Friday, May 20, 2022

Could Siberia become Another Sahara Desert? El Murid Says Putin’s Policies Carry that Risk

Paul Goble

            Staunton, May 6 – Under Vladimir Putin who has promoted unrestrained logging and cut back forest management and fire protection systems, forest fires in Siberia have become worse every year. 2022 is already no exception, and the situation has reached the point where his past policy mistakes make it ever more difficult to change the situation, El Murid says.

            Indeed, the blogger Anatoly Nesmiyan who uses the pen name El Murid argues that the situation is now so dire that there is a very real risk that Siberia is on its way to becoming another Sahara with the same natural processes that produced that desert thousands of years ago now present in Siberia (kasparov.ru/material.php?id=62773BD6213B9).

              The merciless and extremely barbaric logging in the taiga” that the Putin regime has promoted in order to maximize its profit has “an unambiguous result: the drying up of the taiga and the swamps in the forests” and consequently, fires of ever larger size which exacerbate these trends, he writes.

            Ever larger rivers in the region are drying out, and as a result, evaporation is declining and with it rainfall and snowfall, trends that also reinforce each other and are gradually “acquiring a self-sustaining and dynamically growing form,” El Murid says.

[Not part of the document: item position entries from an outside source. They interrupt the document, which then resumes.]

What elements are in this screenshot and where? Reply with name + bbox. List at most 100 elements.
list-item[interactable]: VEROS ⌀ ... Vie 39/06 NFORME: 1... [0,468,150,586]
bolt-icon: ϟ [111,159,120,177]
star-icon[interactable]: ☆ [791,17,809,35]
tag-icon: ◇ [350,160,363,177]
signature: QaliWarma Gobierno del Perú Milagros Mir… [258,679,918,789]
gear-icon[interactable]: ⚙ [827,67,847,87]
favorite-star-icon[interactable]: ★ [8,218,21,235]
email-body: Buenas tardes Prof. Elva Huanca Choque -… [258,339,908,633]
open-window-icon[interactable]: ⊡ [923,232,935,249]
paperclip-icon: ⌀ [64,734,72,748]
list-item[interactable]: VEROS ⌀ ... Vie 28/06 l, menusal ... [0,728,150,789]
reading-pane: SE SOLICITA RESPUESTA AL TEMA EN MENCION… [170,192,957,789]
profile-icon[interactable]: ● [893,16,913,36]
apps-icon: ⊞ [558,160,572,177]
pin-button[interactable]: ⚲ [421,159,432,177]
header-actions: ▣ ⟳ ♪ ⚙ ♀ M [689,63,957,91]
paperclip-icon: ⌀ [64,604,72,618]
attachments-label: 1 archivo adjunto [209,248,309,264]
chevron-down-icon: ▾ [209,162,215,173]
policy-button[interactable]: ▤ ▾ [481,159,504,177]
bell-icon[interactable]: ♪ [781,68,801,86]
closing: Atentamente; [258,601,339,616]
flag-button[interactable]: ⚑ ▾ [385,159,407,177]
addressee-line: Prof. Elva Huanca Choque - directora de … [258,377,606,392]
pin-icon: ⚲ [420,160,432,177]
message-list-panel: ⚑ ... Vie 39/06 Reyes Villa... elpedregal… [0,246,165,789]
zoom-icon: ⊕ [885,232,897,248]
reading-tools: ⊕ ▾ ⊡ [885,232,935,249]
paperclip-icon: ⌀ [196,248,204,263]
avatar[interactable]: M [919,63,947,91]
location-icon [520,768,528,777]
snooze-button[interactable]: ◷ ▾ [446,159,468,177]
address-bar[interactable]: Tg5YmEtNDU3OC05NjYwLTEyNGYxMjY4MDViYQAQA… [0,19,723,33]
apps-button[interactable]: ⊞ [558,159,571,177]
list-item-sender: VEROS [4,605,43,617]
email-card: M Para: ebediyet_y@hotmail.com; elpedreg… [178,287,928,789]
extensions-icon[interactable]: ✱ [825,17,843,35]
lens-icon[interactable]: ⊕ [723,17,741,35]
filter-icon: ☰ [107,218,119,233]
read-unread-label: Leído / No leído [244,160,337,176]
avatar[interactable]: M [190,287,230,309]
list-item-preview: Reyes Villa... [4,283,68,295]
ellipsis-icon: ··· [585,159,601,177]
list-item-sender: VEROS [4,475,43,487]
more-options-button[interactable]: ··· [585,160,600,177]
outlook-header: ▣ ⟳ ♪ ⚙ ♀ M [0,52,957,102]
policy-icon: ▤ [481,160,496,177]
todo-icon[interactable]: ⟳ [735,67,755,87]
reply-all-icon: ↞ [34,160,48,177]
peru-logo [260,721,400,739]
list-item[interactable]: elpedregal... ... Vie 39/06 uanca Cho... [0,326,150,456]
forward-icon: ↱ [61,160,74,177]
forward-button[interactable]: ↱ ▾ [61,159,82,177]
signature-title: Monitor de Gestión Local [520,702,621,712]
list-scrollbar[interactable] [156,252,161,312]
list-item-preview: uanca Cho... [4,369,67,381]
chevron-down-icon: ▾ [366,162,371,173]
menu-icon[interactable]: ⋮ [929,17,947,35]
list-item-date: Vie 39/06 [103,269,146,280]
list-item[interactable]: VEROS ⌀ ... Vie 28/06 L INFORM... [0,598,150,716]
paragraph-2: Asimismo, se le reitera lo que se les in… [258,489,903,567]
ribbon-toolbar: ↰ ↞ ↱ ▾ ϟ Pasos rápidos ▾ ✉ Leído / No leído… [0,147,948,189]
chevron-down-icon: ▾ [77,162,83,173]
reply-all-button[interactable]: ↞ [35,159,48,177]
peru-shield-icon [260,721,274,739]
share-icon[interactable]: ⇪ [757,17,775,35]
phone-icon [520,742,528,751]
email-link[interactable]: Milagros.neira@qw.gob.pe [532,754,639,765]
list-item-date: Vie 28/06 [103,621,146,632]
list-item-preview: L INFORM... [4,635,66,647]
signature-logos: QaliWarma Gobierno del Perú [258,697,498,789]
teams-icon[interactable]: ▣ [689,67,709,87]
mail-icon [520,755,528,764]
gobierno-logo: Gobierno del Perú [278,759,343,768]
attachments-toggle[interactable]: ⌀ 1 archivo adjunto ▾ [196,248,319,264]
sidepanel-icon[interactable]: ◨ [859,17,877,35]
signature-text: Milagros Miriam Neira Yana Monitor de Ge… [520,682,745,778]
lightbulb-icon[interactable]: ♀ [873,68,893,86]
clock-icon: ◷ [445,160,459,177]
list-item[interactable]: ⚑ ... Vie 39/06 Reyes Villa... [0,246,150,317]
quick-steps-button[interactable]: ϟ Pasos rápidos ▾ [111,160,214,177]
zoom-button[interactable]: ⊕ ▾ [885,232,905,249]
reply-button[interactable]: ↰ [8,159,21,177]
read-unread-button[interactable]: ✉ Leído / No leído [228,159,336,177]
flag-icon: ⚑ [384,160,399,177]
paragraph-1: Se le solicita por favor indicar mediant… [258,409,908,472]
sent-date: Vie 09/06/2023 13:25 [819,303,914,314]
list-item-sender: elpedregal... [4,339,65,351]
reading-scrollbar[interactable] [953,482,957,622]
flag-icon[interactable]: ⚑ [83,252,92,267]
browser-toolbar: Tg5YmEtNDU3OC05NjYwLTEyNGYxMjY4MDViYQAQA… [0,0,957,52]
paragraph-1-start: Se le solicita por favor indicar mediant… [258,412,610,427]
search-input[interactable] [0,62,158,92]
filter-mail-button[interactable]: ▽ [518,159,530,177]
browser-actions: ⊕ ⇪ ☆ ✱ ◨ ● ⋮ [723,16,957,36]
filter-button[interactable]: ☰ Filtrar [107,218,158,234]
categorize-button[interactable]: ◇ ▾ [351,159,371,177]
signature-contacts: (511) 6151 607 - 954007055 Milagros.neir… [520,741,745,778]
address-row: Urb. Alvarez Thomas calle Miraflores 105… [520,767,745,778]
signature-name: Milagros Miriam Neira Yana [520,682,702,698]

As a result, “every year the situation in Russian forest lands is getting worse.”

            When the underlying foliage and water flows are left undisturbed or carefully protected, forest fires play a positive role and do not destroy the environment. But when forests are cut down as they have been in Russia the last two decades to sell off to China or others, then the fires themselves make the situation worse as well.

            This interconnected loop leads to the destruction of major rivers and climate change, something that happened thousands of years ago by natural causes and led to the formation of the Sahara. Now, as a result of Putin’s greedy intervention, the same thing is happening in Siberia and happening far more quickly.

            There is still time to reverse this man-made natural disaster; but for it to be reversed, Russians must first recognize that it is a disaster and also clearly identify who and what is to blame as well as the costs of not doing anything about it.